Step-by-step explanation:
To determine which reactant is limiting in the reaction of Na3PO4 and CaCl2, we need to consider the stoichiometry of the balanced chemical equation provided. According to the equation, 2 moles of Na3PO4 react with 3 moles of CaCl2 to produce 1 mole of Ca3(PO4)2 and 6 moles of NaCl.

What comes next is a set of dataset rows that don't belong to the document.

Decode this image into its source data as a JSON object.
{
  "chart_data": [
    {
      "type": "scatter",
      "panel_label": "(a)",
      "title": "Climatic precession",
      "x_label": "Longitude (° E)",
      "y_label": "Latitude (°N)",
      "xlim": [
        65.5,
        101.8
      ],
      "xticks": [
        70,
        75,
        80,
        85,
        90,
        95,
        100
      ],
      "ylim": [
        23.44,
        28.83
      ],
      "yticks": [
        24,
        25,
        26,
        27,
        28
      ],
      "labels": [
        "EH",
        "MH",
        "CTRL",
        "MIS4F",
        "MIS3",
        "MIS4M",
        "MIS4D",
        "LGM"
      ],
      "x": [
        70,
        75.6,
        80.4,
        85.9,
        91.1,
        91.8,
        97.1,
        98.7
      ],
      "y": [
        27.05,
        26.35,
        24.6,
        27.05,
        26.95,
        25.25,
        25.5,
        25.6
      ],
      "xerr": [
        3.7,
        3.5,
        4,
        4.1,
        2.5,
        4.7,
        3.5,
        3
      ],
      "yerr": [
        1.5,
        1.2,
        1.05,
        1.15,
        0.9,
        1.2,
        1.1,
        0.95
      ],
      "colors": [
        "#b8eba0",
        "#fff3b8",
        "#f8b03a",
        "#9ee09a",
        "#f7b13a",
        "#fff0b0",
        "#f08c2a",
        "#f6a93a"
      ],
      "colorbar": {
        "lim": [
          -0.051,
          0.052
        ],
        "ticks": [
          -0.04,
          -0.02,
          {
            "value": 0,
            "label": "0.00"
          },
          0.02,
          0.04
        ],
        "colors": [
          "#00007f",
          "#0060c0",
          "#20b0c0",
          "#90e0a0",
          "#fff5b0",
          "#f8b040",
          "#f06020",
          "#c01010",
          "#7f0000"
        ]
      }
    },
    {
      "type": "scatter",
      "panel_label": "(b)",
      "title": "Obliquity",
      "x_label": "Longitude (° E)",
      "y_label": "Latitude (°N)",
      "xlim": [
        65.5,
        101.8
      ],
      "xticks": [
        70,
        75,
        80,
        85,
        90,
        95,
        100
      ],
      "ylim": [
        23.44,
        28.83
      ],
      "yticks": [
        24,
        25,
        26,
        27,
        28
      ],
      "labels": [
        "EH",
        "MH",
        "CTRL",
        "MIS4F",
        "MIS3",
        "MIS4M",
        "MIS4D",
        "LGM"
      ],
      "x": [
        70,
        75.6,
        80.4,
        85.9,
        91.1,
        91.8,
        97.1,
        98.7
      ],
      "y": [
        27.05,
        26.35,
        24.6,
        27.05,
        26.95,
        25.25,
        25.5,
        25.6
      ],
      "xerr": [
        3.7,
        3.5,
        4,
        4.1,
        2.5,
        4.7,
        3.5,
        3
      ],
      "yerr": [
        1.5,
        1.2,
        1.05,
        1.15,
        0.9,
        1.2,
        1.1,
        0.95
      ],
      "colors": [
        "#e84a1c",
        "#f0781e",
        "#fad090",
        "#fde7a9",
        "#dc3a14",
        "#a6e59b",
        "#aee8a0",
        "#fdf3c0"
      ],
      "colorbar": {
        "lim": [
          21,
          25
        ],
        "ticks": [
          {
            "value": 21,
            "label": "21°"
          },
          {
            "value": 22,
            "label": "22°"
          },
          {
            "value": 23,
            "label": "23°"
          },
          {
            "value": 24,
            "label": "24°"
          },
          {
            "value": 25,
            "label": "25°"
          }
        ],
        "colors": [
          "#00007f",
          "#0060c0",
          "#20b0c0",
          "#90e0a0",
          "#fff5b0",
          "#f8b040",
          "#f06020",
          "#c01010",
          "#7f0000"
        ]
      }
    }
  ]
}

First, we convert the masses to moles using the molar masses: Na3PO4 (163.94 g/mol) and CaCl2 (110.98 g/mol):
- For Na3PO4: 307 g / 163.94 g/mol = 1.873 moles
- For CaCl2: 227 g / 110.98 g/mol = 2.045 moles
The mole ratio of Na3PO4 to CaCl2 is 2:3, or 1:1.5.
Therefore, for 2 moles of Na3PO4, we need 3 moles of CaCl2. The moles of Na3PO4 multiplied by 1.5 equals 2.810 moles, which is more than the available 2.045 moles of CaCl2. So, CaCl2 is the limiting reactant.
Using the stoichiometry of the balanced reaction, we can find out how many grams of Ca3(PO4)2 are produced. Since CaCl2 is the limiting reactant, we base our calculation on its moles:
2.045 moles CaCl2 × (1 mole Ca3(PO4)2 / 3 moles CaCl2) × (310.18 g/mol Ca3(PO4)2) = 213.9 g Ca3(PO4)2
To calculate the percent yield, we divide the actual yield by the theoretical yield and multiply by 100:
(150 g / 213.9 g) × 100 = 70.13%
The percent yield of the reaction is 70.13%.